Schulstress, die nahezu ständige Datenflut aus dem Internet und viele Hobbys lassen meist keine Zeit zum Durchschnaufen. Deshalb nutzen Simone Kolb, mobile Reitlehrerin und Übungsleiterin für Freizeitreiter (VFD), und Christina Drost, Heilpraktikerin und Yogalehrerin aus Gerolzhofen, die Sommerferien, um mit Kindern das Durchatmen und Innehalten zu üben. Sie bieten im Zuge des Ferienprogramms "Waldbaden für Kinder" an.

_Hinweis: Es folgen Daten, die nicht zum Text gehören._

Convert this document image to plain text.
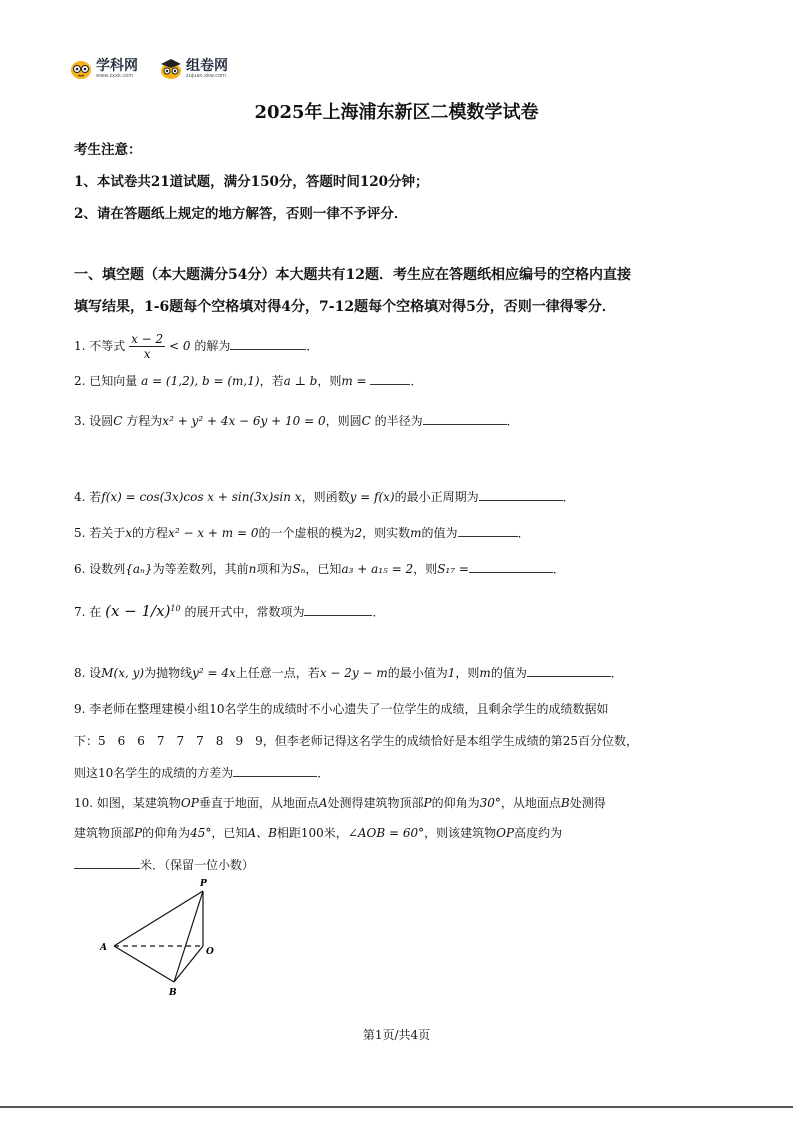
学科网
www.zxxk.com
组卷网
zujuan.xkw.com
2025年上海浦东新区二模数学试卷
考生注意：
1、本试卷共21道试题，满分150分，答题时间120分钟；
2、请在答题纸上规定的地方解答，否则一律不予评分．
一、填空题（本大题满分54分）本大题共有12题．考生应在答题纸相应编号的空格内直接
填写结果，1-6题每个空格填对得4分，7-12题每个空格填对得5分，否则一律得零分．
1. 不等式 $\frac{x - 2}{x} < 0$ 的解为	．
2. 已知向量 a = (1,2), b = (m,1)，若a ⊥ b，则m =	．
3. 设圆C 方程为x² + y² + 4x − 6y + 10 = 0，则圆C 的半径为	．
4. 若f(x) = cos(3x)cos x + sin(3x)sin x，则函数y = f(x)的最小正周期为	．
5. 若关于x的方程x² − x + m = 0的一个虚根的模为2，则实数m的值为	．
6. 设数列{aₙ}为等差数列，其前n项和为Sₙ，已知a₃ + a₁₅ = 2，则S₁₇ =	．
7. 在 $(x - 1/x)^{10}$ 的展开式中，常数项为	．
8. 设M(x, y)为抛物线y² = 4x上任意一点，若x − 2y − m的最小值为1，则m的值为	．
9. 李老师在整理建模小组10名学生的成绩时不小心遗失了一位学生的成绩，且剩余学生的成绩数据如
下：5　6　6　7　7　7　8　9　9，但李老师记得这名学生的成绩恰好是本组学生成绩的第25百分位数，
则这10名学生的成绩的方差为	．
10. 如图，某建筑物OP垂直于地面，从地面点A处测得建筑物顶部P的仰角为30°，从地面点B处测得
建筑物顶部P的仰角为45°，已知A、B相距100米，∠AOB = 60°，则该建筑物OP高度约为
米．（保留一位小数）
P
A	O
B
第1页/共4页
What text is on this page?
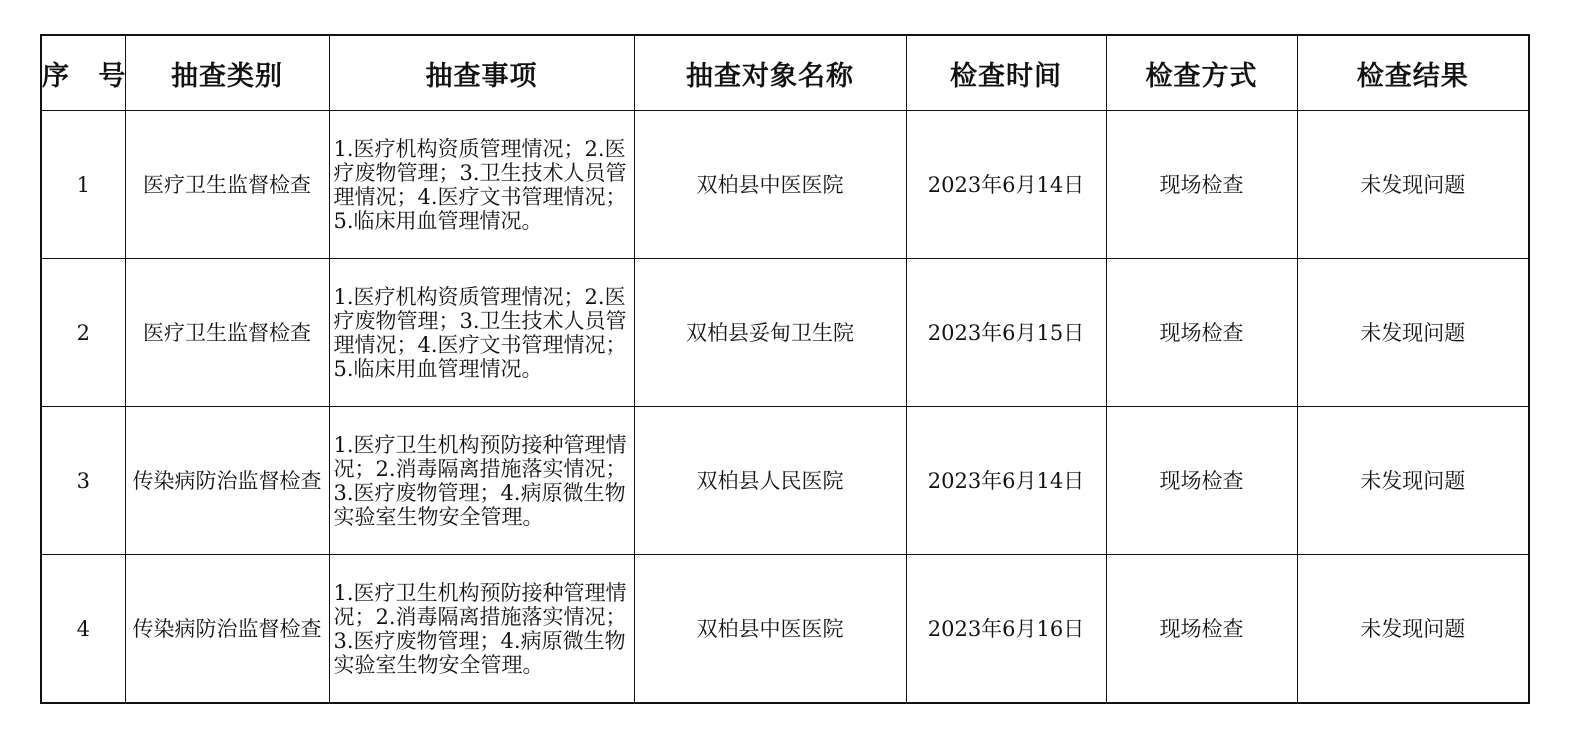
序 号	抽查类别	抽查事项	抽查对象名称	检查时间	检查方式	检查结果
1	医疗卫生监督检查	1.医疗机构资质管理情况；2.医疗废物管理；3.卫生技术人员管理情况；4.医疗文书管理情况；5.临床用血管理情况。	双柏县中医医院	2023年6月14日	现场检查	未发现问题
2	医疗卫生监督检查	1.医疗机构资质管理情况；2.医疗废物管理；3.卫生技术人员管理情况；4.医疗文书管理情况；5.临床用血管理情况。	双柏县妥甸卫生院	2023年6月15日	现场检查	未发现问题
3	传染病防治监督检查	1.医疗卫生机构预防接种管理情况；2.消毒隔离措施落实情况；3.医疗废物管理；4.病原微生物实验室生物安全管理。	双柏县人民医院	2023年6月14日	现场检查	未发现问题
4	传染病防治监督检查	1.医疗卫生机构预防接种管理情况；2.消毒隔离措施落实情况；3.医疗废物管理；4.病原微生物实验室生物安全管理。	双柏县中医医院	2023年6月16日	现场检查	未发现问题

Ein Stöckchen in den Waldboden drücken und die Ameisen beobachten, wie sie emsig daran auf- und ablaufen, barfuß den feuchtkalten Moosboden fühlen oder einfach nur Baumrinden sammeln, das sind typische Kindheitserinnerung. Doch für viele Kinder ist das heutige Leben vollgepackt – und es scheint irgendwie immer mehr zu werden.
Allein der ausgewählte Ort ist schon Balsam für die Seele. Ein schmaler Asphaltweg führt zum Wasserbunker in Michelau im Steigerwald, der Blick schweift über grüne Hügel und Weinberge zur einen und in die Schweinfurter Tiefebene zur anderen Seite. "Hier oben zu stehen und die Aussicht zu genießen, setzt schon Glückshormone frei", sagt Simone Kolb strahlend, während sie ihre beiden Ponys Aprikoos, eine Estonian Native Stute, und den kleinen, weißen Trigger, einen Welsh-Wallach, in die Koppel führt. Noch sind die beiden nicht dran.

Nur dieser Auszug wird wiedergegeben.